[JAVA] Algorithm gymnastics 11

Remove Duplicates from a Linked List It scans from the head of the LinkedList, deletes any duplicate nodes, and returns the head of the LinkedList with no duplicates.

Description

Given the following Linked List: If you delete 28 and 14 with duplicate data, you will get the following Linked List. Solution Runtime Complexity O(n) The execution time is O (n) because it scans the unsorted Linked List for duplicates. Space Complexity O(n) Use the HashSet data structure to distinguish between duplicates, and if there are no duplicates, the worst is O (n).

Implementation

removeDuplicate.java

class removeDuplicate{
  public LinkedListNode remove_duplicates(LinkedListNode head) 
  {
    if (head == null || head.next == null) {
      return head;
    }

    LinkedListNode cur = head;
    LinkedListNode prev = head;

    HashSet set = new HashSet();

    while (cur != null) {
      if (!set.contains(cur.data)) {
        set.add(cur.data);
        prev = cur;
      } else {
        prev.next = cur.next;
      }
      cur = cur.next;
    }
    return head;
  }
}

Thoughts

The algorithm is simple, using two pointers to populate the HashSet. If the pointer and cur encounter duplicate data, use the pointer and prev that point to the node immediately before cur. skip nodes containing duplicate data with prev.next = cur.next. If there is enough memory, I think that there is no problem with such an implementation.

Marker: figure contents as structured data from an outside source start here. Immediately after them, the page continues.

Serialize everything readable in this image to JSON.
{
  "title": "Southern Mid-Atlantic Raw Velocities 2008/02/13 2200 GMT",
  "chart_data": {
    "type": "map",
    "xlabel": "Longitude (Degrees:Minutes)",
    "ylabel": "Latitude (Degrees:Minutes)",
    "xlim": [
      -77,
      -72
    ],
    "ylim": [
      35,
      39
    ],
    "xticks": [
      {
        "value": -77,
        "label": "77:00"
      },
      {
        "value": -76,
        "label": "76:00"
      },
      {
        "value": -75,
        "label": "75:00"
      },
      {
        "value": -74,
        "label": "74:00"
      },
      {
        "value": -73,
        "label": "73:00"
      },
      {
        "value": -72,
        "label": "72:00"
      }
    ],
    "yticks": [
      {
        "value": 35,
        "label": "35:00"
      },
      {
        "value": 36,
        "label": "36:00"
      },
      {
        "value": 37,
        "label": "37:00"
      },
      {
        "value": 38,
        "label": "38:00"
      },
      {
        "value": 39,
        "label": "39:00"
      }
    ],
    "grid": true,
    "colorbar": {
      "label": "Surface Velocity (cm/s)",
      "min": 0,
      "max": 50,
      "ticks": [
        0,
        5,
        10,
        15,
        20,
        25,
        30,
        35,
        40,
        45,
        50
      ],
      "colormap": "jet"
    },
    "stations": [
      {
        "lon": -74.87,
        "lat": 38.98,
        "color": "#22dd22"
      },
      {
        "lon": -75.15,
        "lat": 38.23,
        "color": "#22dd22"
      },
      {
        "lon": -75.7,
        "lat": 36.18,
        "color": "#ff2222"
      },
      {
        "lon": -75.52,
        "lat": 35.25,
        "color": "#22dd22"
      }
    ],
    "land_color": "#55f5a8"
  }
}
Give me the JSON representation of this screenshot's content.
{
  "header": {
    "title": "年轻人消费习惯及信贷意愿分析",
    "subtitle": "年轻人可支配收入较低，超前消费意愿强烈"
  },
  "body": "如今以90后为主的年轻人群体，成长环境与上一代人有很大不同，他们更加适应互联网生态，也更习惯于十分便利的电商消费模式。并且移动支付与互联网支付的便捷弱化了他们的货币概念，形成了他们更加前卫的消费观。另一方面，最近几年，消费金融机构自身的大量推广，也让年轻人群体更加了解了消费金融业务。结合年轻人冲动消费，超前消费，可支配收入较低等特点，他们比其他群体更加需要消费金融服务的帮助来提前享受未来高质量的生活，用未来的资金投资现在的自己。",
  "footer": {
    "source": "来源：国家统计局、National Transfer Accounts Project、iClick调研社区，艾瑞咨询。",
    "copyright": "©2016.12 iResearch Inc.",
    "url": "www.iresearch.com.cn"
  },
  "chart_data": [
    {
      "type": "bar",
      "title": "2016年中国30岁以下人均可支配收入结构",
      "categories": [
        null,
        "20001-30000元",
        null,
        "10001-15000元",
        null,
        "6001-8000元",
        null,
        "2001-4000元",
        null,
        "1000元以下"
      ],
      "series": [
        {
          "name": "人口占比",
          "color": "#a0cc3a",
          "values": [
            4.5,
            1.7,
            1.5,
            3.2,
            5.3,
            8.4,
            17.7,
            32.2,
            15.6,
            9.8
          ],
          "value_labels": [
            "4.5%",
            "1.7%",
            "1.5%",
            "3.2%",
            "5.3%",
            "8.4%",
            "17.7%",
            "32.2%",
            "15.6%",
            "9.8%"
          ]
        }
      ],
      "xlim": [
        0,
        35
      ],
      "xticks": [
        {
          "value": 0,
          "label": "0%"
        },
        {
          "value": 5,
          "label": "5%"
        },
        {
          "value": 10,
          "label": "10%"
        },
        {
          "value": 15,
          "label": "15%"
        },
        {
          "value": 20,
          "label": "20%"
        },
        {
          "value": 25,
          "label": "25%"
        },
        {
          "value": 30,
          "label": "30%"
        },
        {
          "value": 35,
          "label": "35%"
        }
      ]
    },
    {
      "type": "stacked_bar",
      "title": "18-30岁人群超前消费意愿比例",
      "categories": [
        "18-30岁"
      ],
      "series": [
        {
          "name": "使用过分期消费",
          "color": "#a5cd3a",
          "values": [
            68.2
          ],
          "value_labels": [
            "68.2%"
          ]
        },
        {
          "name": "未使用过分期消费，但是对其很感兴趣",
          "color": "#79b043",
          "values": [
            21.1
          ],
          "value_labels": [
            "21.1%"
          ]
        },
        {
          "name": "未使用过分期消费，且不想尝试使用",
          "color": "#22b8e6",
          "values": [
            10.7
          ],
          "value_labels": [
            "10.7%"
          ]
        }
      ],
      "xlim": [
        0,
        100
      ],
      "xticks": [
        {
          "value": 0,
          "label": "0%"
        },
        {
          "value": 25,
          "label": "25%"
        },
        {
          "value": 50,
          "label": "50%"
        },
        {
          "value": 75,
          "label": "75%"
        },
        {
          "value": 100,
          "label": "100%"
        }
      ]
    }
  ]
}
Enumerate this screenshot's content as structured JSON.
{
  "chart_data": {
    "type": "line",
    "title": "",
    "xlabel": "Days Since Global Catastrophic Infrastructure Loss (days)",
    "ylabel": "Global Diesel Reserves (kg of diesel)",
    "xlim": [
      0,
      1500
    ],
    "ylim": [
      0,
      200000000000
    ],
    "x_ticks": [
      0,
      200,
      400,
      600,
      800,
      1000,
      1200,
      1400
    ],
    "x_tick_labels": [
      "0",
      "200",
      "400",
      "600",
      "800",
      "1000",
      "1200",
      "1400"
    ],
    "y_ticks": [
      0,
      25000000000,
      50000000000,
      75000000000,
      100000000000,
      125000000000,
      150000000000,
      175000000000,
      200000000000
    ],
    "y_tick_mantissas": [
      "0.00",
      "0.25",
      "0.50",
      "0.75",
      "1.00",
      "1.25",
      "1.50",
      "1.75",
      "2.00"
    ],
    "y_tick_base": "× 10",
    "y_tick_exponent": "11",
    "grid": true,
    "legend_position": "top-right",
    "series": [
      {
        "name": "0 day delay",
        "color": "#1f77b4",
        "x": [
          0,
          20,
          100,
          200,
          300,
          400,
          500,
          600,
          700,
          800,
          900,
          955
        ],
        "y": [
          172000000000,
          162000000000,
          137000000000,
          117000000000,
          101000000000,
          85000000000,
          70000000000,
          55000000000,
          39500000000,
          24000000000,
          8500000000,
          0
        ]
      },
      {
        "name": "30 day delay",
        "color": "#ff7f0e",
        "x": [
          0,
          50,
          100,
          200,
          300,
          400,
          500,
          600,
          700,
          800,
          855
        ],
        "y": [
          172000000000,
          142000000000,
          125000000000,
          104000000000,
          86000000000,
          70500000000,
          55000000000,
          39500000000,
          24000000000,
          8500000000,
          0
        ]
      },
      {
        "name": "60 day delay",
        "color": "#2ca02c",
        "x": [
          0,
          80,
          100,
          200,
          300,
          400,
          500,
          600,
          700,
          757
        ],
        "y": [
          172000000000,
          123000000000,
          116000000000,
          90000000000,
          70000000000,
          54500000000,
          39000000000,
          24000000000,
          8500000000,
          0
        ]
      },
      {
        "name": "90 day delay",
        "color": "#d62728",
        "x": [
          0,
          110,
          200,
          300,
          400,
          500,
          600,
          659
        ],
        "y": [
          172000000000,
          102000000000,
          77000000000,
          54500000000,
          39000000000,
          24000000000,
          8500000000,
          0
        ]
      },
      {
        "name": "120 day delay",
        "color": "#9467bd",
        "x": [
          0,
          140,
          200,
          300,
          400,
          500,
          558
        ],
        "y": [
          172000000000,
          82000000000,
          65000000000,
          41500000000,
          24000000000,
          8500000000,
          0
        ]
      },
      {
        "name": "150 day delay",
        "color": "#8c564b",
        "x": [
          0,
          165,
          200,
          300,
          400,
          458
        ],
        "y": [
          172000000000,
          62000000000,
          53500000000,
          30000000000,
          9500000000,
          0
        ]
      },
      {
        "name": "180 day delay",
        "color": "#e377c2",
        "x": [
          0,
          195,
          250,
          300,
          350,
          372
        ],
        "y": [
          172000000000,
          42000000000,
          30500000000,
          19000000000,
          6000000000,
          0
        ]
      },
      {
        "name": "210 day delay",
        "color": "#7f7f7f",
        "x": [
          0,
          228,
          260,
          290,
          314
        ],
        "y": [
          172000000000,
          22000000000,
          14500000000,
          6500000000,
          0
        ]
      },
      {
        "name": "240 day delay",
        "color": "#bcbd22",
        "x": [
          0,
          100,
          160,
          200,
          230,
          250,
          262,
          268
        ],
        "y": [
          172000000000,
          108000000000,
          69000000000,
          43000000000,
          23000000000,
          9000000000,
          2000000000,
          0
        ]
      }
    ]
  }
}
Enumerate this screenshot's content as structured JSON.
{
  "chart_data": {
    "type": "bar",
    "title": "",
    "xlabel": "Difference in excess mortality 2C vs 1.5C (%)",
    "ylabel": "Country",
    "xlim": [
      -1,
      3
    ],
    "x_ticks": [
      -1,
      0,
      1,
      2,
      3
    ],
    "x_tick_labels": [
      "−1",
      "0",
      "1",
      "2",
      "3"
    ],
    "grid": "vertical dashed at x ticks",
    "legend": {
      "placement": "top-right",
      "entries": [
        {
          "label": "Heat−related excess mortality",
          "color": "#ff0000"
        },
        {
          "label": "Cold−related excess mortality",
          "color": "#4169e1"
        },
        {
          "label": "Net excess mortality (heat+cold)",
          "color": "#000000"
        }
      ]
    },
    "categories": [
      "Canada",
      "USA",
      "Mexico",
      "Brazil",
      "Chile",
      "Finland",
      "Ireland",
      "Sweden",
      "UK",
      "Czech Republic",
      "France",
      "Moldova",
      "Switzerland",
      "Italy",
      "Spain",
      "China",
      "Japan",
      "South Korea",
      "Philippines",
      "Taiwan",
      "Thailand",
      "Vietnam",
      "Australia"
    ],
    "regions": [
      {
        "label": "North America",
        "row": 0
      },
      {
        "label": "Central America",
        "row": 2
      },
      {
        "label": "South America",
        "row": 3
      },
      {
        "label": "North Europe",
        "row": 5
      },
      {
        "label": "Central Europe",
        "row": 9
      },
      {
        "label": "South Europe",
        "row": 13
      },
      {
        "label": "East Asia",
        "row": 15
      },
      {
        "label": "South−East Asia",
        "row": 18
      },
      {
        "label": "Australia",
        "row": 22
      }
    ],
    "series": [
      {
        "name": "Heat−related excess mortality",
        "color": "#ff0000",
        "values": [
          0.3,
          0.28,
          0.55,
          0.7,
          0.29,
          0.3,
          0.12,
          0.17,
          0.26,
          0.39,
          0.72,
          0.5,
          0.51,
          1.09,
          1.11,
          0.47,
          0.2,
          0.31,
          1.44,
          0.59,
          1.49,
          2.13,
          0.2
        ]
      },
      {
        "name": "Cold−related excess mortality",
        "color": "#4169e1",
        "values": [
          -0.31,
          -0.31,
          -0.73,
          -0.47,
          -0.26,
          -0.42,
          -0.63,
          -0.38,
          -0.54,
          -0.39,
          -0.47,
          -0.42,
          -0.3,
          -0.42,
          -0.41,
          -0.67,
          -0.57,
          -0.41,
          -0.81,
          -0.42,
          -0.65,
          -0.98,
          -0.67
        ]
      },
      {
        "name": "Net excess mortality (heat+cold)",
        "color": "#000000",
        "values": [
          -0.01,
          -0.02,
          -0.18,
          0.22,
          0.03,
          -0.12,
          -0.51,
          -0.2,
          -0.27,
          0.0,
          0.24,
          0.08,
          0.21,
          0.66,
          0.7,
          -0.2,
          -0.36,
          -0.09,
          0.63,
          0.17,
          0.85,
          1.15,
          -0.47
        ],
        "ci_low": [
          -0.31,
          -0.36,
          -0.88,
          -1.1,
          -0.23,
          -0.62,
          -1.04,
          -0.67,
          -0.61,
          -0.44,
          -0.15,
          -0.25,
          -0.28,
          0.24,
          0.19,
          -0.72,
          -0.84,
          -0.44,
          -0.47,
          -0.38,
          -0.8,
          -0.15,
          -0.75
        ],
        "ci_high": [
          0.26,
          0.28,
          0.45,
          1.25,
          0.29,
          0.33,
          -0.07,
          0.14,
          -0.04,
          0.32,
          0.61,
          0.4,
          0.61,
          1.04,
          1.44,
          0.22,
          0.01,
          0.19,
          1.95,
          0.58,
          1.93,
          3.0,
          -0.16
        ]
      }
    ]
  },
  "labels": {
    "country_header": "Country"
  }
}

However, if you have limited memory, you have to sacrifice execution time. If you are allowed to reorder the LinkedList, you can sort by O (n logn) time. After sorting, the nodes containing all the duplicate data are adjacent and can be removed by a linear scan.

If reordering is not allowed For each node in the LinkedList, you will be scanning for nodes in the previous node that contain the same data. This algorithm is O (n ^ 2) and does not require extra space, but at the expense of significant execution time.